Recensione a cura di:
Carlo "Darkzibo" Ziboni

Circa un anno fa Gran Theft Auto Liberty City Stories vide la luce sul portatile Sony: si trattava semplicemente del riproponimento migliorato parecchio di GTA 3
uscito cinque anni fa per la maggiore Ps2. In questi giorni ha fatto la
sua comparsa sugli scaffali il seguito di quell’episodio: Gran Theft Auto Vice City Stories,
che ricalca quel Vice City (a detta di molti il migliore della serie di
GTA) che tanto ci ha fatto apprezzare Tommy Vercetti e tutto il
cucuzzaro di malavitosi che ci ruotavano intorno.

Il tempo passa, Vice City no
Sicuramente, in questo istante, una domanda vi balenerà per la testa:
si tratta di un porting ripreso pari pari da Ps2 ? La risposta è tanto
veloce quanto semplice: no. Vice City Stories
riprende solamente la tipologia e la geografia della città vista nella
controparte per la console maggiore targata Sony, Xbox e PC. Tutta la
storia cambia, aggiungendo qualcosa e rendendo il tutto tipicamente
GTAniano. Il protagonista non è più Tommy Vercetti, o un altro mezzo
mafioso dello stesso stampo, bensì un soldato di colore, Victor Vance,
impegnato, almeno inizialmente, a portare a termine missioni non
proprio ortodosse di un superiore pervertito.

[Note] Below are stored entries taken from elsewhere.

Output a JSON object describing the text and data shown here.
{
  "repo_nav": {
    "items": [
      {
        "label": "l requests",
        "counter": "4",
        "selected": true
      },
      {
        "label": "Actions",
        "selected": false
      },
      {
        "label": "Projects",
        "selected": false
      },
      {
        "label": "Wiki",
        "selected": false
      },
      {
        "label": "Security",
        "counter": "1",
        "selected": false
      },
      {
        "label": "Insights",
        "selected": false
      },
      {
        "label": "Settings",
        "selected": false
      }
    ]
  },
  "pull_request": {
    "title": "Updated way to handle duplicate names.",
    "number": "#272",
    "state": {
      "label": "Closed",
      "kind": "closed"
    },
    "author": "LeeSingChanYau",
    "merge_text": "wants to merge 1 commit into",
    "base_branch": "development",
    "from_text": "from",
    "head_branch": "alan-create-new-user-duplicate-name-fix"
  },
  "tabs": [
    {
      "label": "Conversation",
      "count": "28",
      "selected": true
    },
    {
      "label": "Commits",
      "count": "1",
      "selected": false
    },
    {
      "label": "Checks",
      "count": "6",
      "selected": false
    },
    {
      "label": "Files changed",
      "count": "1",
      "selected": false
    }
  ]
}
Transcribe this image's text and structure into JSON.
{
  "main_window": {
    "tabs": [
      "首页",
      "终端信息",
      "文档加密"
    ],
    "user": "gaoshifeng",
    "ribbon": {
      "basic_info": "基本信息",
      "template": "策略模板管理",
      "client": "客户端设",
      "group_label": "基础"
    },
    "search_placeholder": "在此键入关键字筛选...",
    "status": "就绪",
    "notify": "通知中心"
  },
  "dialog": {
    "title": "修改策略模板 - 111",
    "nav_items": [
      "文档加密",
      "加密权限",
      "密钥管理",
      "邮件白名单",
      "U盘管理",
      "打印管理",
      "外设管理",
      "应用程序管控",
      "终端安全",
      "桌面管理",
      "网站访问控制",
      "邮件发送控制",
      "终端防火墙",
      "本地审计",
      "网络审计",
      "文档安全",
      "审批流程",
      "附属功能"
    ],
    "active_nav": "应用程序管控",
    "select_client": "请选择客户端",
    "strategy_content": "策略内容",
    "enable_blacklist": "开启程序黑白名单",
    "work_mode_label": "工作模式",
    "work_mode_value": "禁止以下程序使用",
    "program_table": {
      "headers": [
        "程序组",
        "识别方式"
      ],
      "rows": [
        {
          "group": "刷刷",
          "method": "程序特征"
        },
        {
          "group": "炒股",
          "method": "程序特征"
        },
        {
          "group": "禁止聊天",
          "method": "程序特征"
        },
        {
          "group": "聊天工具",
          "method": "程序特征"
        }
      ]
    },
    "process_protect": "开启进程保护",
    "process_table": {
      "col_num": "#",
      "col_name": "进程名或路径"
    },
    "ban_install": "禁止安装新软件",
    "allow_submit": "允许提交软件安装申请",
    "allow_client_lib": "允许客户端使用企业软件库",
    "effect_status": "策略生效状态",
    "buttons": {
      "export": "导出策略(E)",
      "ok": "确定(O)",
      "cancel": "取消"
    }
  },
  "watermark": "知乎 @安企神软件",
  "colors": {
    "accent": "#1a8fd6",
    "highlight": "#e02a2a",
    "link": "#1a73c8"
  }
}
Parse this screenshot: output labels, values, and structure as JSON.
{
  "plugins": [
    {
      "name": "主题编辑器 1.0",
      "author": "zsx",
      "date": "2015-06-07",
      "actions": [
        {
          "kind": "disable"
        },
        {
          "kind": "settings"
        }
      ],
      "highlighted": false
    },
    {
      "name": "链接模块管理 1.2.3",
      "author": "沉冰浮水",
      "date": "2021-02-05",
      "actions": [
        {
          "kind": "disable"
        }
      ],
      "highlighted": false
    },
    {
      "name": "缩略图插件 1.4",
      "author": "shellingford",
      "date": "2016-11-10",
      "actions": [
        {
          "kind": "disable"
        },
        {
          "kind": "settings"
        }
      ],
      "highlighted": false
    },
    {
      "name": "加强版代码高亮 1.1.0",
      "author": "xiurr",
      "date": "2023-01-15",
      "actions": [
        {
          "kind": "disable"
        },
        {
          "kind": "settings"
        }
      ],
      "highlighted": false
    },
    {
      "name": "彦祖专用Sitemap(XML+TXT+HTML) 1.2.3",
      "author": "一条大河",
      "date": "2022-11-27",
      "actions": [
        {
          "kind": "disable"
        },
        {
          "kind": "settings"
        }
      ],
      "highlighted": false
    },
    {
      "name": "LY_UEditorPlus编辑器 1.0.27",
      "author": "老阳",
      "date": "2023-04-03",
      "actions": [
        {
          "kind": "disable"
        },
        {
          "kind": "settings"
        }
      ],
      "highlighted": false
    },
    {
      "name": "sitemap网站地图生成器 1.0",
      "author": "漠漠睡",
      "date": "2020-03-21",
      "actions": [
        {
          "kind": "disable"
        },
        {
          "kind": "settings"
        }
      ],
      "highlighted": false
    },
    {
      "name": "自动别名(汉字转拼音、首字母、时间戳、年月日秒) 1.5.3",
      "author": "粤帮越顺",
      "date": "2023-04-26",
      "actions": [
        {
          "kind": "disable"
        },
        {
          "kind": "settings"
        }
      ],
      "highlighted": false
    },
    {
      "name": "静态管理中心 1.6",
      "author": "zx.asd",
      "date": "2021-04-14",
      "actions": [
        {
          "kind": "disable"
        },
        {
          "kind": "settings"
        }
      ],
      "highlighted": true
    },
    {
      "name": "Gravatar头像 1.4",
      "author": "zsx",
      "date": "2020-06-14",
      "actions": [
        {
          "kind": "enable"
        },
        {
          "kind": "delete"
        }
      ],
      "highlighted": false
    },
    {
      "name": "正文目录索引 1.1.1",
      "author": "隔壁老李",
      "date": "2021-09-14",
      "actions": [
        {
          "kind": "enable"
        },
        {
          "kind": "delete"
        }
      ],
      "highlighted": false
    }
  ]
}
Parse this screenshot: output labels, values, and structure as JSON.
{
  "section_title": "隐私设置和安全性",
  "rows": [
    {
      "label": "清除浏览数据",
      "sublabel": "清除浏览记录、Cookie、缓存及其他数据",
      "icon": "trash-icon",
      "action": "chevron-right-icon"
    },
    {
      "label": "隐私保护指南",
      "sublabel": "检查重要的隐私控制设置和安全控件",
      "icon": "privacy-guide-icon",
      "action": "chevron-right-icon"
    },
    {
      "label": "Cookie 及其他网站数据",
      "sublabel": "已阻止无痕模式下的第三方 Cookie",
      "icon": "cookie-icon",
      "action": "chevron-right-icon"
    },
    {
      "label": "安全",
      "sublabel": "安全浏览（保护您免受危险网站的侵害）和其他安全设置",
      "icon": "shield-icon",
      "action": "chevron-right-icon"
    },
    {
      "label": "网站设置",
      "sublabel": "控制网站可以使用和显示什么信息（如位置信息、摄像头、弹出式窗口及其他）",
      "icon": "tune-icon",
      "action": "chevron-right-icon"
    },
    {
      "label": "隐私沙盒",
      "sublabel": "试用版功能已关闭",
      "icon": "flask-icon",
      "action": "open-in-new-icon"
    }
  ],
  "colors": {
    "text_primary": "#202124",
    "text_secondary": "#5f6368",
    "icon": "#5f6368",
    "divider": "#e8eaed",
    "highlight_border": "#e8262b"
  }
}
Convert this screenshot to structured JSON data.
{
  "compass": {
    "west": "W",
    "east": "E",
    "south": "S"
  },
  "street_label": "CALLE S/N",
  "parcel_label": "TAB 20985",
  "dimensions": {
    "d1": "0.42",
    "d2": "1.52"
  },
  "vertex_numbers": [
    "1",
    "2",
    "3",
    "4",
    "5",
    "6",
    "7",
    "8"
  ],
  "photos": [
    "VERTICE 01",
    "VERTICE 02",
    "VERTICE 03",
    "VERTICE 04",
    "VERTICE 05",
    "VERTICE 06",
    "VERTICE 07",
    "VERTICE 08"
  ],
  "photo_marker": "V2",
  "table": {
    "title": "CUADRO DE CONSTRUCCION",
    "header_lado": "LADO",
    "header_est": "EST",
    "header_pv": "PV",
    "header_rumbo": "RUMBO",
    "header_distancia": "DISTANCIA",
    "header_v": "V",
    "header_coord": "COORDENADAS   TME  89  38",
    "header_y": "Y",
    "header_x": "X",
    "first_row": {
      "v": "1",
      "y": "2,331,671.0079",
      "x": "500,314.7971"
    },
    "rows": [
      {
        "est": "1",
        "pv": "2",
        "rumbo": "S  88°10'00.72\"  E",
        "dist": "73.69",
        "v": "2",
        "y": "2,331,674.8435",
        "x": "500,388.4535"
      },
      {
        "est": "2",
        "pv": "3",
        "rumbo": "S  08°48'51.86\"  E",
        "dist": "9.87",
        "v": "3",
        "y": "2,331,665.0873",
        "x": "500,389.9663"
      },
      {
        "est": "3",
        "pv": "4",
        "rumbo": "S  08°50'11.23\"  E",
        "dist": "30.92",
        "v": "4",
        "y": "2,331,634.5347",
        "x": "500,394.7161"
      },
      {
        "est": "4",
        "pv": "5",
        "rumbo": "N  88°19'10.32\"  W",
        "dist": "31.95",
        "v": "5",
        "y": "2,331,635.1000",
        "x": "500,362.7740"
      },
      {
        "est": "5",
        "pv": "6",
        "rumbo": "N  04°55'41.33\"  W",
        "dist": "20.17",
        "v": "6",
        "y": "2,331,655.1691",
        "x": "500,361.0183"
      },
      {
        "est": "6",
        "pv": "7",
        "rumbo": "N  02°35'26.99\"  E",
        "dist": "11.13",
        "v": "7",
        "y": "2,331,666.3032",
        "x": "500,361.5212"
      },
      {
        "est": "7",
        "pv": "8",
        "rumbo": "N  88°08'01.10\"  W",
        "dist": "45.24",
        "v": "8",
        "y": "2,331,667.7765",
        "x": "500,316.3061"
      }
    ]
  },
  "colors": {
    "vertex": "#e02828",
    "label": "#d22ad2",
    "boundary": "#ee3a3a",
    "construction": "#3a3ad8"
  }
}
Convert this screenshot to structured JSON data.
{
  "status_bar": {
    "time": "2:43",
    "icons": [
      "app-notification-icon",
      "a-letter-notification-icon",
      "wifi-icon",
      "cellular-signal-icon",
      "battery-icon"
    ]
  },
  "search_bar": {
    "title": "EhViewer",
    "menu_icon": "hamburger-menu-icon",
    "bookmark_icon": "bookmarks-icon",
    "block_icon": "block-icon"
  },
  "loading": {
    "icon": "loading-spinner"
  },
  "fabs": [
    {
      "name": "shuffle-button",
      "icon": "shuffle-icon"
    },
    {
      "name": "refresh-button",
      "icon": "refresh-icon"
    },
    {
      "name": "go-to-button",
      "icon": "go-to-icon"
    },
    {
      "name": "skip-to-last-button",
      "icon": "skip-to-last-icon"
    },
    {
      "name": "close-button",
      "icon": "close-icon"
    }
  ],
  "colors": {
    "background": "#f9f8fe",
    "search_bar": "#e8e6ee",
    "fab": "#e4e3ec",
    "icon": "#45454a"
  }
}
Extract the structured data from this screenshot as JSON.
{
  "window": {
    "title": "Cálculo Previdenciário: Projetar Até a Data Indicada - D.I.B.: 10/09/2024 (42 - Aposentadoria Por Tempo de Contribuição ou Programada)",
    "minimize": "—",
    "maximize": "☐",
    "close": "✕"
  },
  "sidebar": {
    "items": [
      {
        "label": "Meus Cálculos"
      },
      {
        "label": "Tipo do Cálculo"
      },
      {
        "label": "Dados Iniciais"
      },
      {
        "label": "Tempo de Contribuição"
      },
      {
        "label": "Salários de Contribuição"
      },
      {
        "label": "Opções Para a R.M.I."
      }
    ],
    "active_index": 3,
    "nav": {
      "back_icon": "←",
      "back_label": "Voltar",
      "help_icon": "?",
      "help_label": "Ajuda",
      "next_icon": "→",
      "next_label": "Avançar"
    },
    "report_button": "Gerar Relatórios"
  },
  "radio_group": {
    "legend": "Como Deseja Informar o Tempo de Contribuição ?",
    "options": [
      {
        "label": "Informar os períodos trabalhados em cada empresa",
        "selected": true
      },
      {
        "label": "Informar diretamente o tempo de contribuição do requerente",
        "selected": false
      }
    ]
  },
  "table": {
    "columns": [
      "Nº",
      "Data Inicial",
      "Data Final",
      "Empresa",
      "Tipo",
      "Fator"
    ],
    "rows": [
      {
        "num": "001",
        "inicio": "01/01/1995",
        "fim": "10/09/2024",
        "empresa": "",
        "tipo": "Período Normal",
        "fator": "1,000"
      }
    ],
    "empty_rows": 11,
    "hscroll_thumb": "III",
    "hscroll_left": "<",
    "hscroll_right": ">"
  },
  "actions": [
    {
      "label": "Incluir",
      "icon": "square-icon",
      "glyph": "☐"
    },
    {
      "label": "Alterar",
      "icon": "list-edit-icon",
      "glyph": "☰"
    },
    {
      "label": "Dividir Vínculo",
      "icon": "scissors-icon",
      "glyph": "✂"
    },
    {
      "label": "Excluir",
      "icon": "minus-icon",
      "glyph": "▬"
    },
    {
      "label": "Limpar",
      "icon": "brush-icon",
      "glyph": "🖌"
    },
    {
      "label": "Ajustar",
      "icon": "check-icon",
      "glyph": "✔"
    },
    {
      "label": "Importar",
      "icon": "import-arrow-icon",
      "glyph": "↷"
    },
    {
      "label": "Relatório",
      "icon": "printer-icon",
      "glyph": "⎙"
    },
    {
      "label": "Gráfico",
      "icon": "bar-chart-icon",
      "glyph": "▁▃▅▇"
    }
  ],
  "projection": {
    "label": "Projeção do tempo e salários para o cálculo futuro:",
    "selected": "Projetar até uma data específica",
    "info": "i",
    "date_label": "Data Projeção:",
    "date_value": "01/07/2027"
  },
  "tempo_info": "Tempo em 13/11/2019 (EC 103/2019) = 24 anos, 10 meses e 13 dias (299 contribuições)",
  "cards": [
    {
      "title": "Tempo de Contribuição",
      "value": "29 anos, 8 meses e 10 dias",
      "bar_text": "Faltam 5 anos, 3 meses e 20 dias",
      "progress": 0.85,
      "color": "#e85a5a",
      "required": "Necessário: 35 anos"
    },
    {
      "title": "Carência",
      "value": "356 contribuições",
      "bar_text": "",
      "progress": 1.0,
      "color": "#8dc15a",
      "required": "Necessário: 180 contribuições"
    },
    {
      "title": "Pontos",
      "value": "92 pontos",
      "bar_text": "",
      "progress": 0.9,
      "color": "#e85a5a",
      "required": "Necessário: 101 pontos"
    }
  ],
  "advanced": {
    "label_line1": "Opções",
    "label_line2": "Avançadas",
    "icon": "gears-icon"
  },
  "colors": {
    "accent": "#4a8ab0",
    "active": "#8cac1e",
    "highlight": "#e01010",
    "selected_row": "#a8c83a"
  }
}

In particolare, in una
delle missioni iniziali, giungerete sullo yatch del classico
spacciatore, cadendo poi in acqua a causa di un assalto imprevisto, nel
vecchio Vice City, sareste automaticamente affogati. Invece, con grande
sorpresa, Vic riesce a nuotare così come ce la fa CJ in San Andreas(unica
somiglianza tra i due, dato che Vic non può nè implementare le proprie
caratteristiche fisiche, nè tantomeno le abilità di guida). Le
missioni, ancora selezionabili liberamente recandosi dai cattivi di
turno, ricalcano quanto visto in Liberty City Stories, ovvero
sono sostanzialmente brevi, anche se di buon impatto ludico,
adattandosi appieno allo spirito delle console portatili. La città non
è visitabile da subito interamente ma, ricalcando il classico spirito
di GTA, portando a termine le missioni, sarà possibile sbloccare le
zone inizialmente chiuse. L’anima della serie è stata riportata anche
qui, per l’ennesima volta dopo LCS: rubare auto, compiere violenze di
ogni sorta, svolgere missioni da vigilante se si ruba un mezzo delle
forze dell’ordine, oppure curare qualcuno che si è infortunato nel caso
che il mezzo rubato sia un’ambulanza. Ricordate il garage Pay’n Spray,
Ammunation (il negozio di armi), i manufatti da ricercare, le
evoluzioni da compiere con moto (impennate e freestyle) e auto ? Ecco, Vice City Stories
è ancora questo. Non mancano certo le armi non convenzionali come i
lanciafiamme, le moltov, i fucili e tutto quello che può servire per
distruggere il resto della popolazione che cammina pacifica per le
strade di Vice City. Ecco, questo è ciò che è Vice City. Tutto qui ?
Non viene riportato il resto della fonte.